The other pathogenic treponemes that cause pinta, yaws, and endemic syphilis, can be diagnosed by clinical history and low titers in the nontreponemal tests for syphilis in adults. The diseases caused by the other pathogenic treponemes are transmitted by contact with skin lesions, and the diseases usually occur in childhood. Unlike syphilis, none of them are sexually transmitted diseases

Activities in the Syphilis Diagnostic Immunology Activity are focused on developing methods to increase the sensitivity and specificity of existing tests and to evaluate the newer tests for the diagnosis of incubating syphilis, congenital syphilis, and neurosyphilis. However, until newer tests are proven to be useful for the diagnosis of syphilis, efforts focus on ensuring that standardized tests and reagents are appropriately used so that patients are properly diagnosed and determining if novel applications of the standard tests may resolve some diagnostic problem in medically under-served patient populations. The Syphilis Diagnostic Immunology Activity in a WHO Collaborating Center for Research and Reference in Syphilis Serology and extends these functions worldwide and includes the additional responsibility to provide proficiency testing to international reference laboratories.

Chancroid.

Chancroid, caused by Haemophilus ducreyi, is one of the genital ulcerative STDs; others include syphilis and herpes simplex virus (HSV).
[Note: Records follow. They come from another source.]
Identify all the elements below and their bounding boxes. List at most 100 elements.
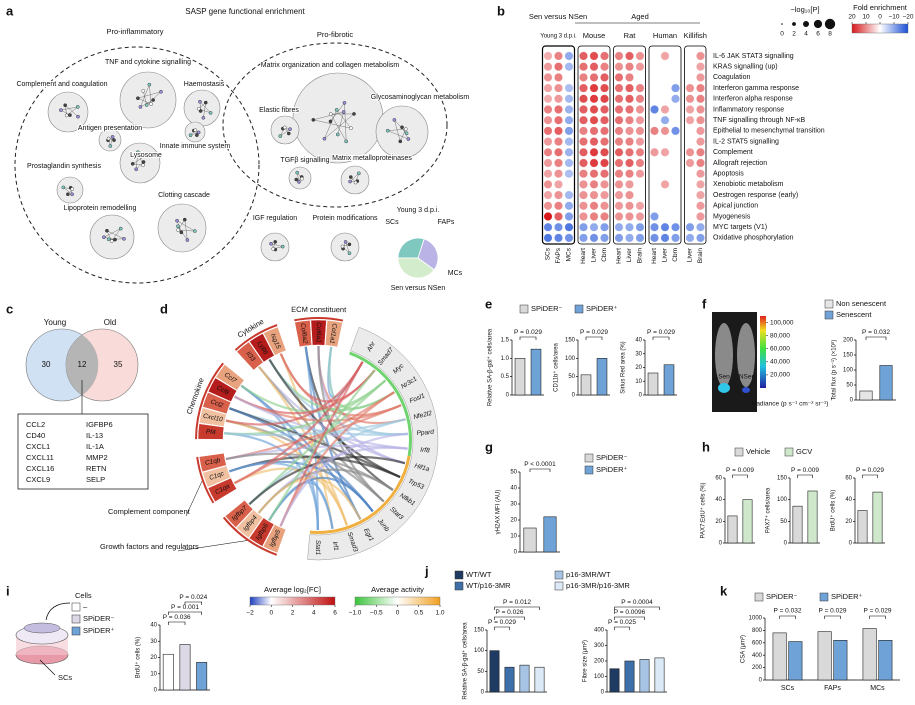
- y-tick-label: 0.5: [501, 374, 510, 380]
- legend-title: Average log₂[FC]: [264, 585, 321, 594]
- dot: [579, 83, 588, 93]
- edge: [349, 173, 359, 182]
- arrow: [45, 602, 71, 621]
- dot: [564, 190, 574, 200]
- dot: [635, 147, 645, 157]
- column-label: Cbm: [601, 248, 608, 262]
- dot: [579, 201, 588, 211]
- dot: [589, 51, 599, 61]
- panel-label: j: [424, 563, 429, 578]
- p-bracket: [862, 474, 878, 478]
- legend-tick: −0.5: [370, 610, 383, 617]
- legend-tick: 8: [828, 31, 832, 38]
- dot: [685, 105, 695, 114]
- gene-node: [193, 128, 198, 133]
- gene-node: [176, 224, 180, 229]
- gene-node: [149, 102, 153, 106]
- panel-label: a: [6, 3, 14, 18]
- dot: [564, 201, 574, 211]
- gene-segment: [236, 509, 264, 539]
- gene-node: [203, 100, 208, 105]
- dot: [564, 94, 574, 104]
- dot: [579, 169, 588, 179]
- p-bracket: [614, 606, 660, 610]
- dot: [579, 62, 588, 72]
- cluster-label: TGFβ signalling: [280, 157, 329, 164]
- dot: [685, 233, 695, 243]
- gene-node: [182, 217, 187, 222]
- dot: [614, 169, 624, 179]
- edge: [330, 102, 345, 122]
- edge: [280, 128, 291, 137]
- cluster-label: Complement and coagulation: [16, 81, 107, 88]
- p-value: P = 0.026: [496, 609, 524, 616]
- bar: [647, 372, 659, 396]
- dot: [600, 233, 609, 243]
- gene-node: [294, 177, 299, 182]
- p-value: P = 0.029: [819, 608, 847, 615]
- gene-node: [357, 171, 361, 176]
- y-tick-label: 150: [777, 476, 788, 482]
- dot: [696, 105, 705, 114]
- dot: [543, 180, 553, 189]
- dot: [600, 147, 609, 157]
- dot: [685, 147, 695, 157]
- edge: [324, 109, 337, 139]
- gene: IL-1A: [86, 442, 104, 451]
- dot: [614, 222, 624, 232]
- y-axis-label: BrdU⁺ cells (%): [830, 490, 837, 532]
- group-arc: [294, 316, 344, 322]
- column-label: SCs: [545, 247, 552, 260]
- panel-label: d: [160, 301, 168, 316]
- gene-node: [311, 118, 316, 122]
- size-key: [803, 21, 809, 27]
- y-tick-label: 0: [639, 393, 643, 399]
- gene-node: [352, 112, 356, 116]
- dot: [635, 83, 645, 93]
- gene-node: [280, 244, 285, 249]
- pie-slice: [397, 257, 435, 279]
- dot: [625, 212, 634, 221]
- row-label: Inflammatory response: [713, 106, 784, 113]
- dot: [543, 137, 553, 146]
- dot: [579, 126, 588, 136]
- gene-node: [141, 163, 145, 167]
- dot: [554, 169, 563, 179]
- gene-node: [193, 229, 197, 233]
- row-label: Epithelial to mesenchymal transition: [713, 128, 825, 135]
- y-tick-label: 100: [474, 648, 485, 654]
- y-axis-label: γH2AX MFI (AU): [496, 490, 502, 535]
- dot: [625, 51, 634, 61]
- gene-segment: [198, 407, 227, 427]
- set-count: 12: [78, 360, 87, 369]
- gene-label: Col1a1: [328, 323, 338, 345]
- legend-label: SPiDER⁻: [83, 614, 115, 623]
- gene-node: [138, 105, 143, 109]
- y-tick-label: 10: [510, 534, 517, 540]
- legend-label: SPiDER⁻: [596, 453, 628, 462]
- legend-label: SPiDER⁻: [766, 592, 798, 601]
- y-tick-label: 0: [154, 688, 158, 694]
- dot: [635, 158, 645, 168]
- gene-node: [334, 108, 339, 112]
- y-tick-label: 400: [594, 628, 605, 634]
- bar: [543, 516, 557, 553]
- gene-segment: [207, 477, 237, 503]
- legend-tick: 4: [312, 610, 316, 617]
- bar: [859, 390, 873, 401]
- edge: [270, 243, 283, 247]
- legend-label: SPiDER⁺: [586, 304, 618, 313]
- gene-node: [70, 192, 74, 197]
- y-tick-label: 200: [594, 659, 605, 665]
- legend-tick: 0.5: [414, 610, 423, 617]
- dot: [614, 158, 624, 168]
- edge: [63, 187, 73, 195]
- dot: [696, 73, 705, 82]
- pie-caption: Sen versus NSen: [391, 285, 446, 292]
- legend-tick: 10: [862, 14, 870, 21]
- gene-node: [201, 116, 206, 120]
- group-label: Complement component: [108, 507, 191, 516]
- row-label: Interferon alpha response: [713, 96, 793, 103]
- dot: [554, 147, 563, 157]
- dot: [564, 51, 574, 61]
Chancroid is prevalent in Africa and parts of Asia and has been shown to be a risk factor in the transmission of HIV. It is likely that chancroid is underreported in the United States because laboratory diagnosis of chancroid is difficult and most laboratories are incapable of culturing H. ducreyi. H. ducreyi may be identified in a gram-stained smear based on cell morphology, staining, and arrangement or by isolating and identifying the organism by its biochemical reaction patterns. Neither method of identification is very sensitive. Thus, improved methods for the identification of H. ducreyi in specimens has become a priority.

Antimicrobial resistance has emerged in H. ducreyi. The detection of high-level tetracycline resistance due to the acquisition of the TetM determinant by H. ducreyi as well as plasmids encoding resistance to beta-lactams, aminoglycosides, and other antimicrobial agents has renewed interest in the antimicrobial susceptibilities of this organism.